GlobalData analytics show that life insurance firms in South Korea have experienced only a slight amount of growth in recent years

A long-term drop in fertility rate is contributing to low growth in South Korea's life insurance sector (Credit: PxHere)

The life insurance sector in South Korea registered a compound annual growth rate of just 0.5% in the five-years between 2014 and 2019.

Data and analytics firm GlobalData revealed the findings alongside an explanation of the multiple factors stifling growth, including a demographic crisis, a low interest rate and a wider global context of slow economic growth.

The firm also found life insurance penetration — a measure of direct written premiums as a percentage of GDP — declined sharply from 7.4% in 2014 to 6% in 2019.

GlobalData insurance analyst Tapas Bhowmik said: “South Korea’s export-led economy faces a prolonged slowdown due to the current global economic slowdown as well as the unexpected disruptions due to coronavirus outbreak.

“As a result, the short-term outlook for the life insurance business in South Korea is likely to be under pressure.”

south korea life insurance

One of the areas highlighted by Bhowmik as a cause of the low growth figure is a long-term reduction in the average number of children a woman will have in her lifetime — a measure known as the fertility rate.

He said: “South Korea is grappling with a long-term decline in fertility rate.
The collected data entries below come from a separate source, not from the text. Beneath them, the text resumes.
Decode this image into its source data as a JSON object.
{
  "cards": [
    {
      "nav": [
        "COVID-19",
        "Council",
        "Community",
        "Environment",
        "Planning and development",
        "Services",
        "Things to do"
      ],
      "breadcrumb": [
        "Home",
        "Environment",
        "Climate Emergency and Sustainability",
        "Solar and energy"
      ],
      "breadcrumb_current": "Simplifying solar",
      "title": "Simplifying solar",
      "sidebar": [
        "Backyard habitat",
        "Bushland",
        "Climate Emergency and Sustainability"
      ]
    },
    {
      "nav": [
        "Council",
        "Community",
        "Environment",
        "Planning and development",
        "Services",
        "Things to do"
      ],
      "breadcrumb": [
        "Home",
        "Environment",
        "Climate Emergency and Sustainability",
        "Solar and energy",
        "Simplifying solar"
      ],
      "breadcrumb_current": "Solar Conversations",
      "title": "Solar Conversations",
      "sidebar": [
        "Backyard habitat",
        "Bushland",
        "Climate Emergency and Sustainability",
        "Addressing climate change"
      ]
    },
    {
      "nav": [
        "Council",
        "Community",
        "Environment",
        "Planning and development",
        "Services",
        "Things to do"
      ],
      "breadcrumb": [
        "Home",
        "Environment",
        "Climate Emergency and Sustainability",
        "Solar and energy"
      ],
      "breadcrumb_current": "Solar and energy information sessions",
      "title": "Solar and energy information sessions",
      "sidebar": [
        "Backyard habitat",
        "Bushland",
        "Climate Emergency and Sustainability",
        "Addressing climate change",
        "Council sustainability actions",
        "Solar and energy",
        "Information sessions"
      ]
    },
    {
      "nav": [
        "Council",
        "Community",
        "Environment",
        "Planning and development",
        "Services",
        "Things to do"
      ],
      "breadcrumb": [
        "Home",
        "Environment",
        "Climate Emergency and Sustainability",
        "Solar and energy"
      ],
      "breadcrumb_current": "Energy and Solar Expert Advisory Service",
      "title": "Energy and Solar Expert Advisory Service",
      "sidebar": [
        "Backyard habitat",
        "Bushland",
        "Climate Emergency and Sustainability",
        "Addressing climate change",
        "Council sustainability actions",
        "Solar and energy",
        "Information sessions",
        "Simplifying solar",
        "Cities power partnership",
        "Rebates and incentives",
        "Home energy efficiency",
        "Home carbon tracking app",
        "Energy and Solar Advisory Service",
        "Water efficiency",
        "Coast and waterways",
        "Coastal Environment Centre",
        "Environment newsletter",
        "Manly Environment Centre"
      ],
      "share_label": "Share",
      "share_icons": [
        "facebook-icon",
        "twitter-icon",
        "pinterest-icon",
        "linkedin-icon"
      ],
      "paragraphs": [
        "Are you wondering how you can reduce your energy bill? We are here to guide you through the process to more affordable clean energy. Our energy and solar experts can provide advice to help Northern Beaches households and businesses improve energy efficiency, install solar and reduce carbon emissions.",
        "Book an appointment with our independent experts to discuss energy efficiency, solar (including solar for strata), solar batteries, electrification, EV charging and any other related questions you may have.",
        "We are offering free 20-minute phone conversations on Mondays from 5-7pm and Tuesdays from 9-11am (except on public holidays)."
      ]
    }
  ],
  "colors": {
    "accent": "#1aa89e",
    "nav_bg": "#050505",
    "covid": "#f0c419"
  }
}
“It dropped to a record low of 0.8 in 2019, less than half of the replacement rate required for a stable population.

“A low fertility rate entails a steady decline in the working-age population, and has impacted the growth of new premiums.”

 

What does the slowdown mean for life insurers in South Korea?

According to Bhowmik, the slowdown in the sale of life insurance products is also due to persistent low interest rates.

Data on the Bank of Korea’s history of rate setting provides evidence that rates have been hovering around 1.5% since 2015.

Bhowmik explained that, as this has resulted in a general decline in investment yields across the country, insurers have struggled to sell products linked with an investment return guarantee, which are popular in the country.

In June 2019, life insurance companies in South Korea recorded a negative spread of 0.2% — meaning they paid out more to customers than they earned from investments.

According to finance-focused South Korean news site Pulse, this was the first time life insurers suffered from a minus margin over the industry’s 70-year history.

Bhowmik claimed that as a result, insurers have begun to shift their focus from selling investment-linked products to fixed-benefit coverage.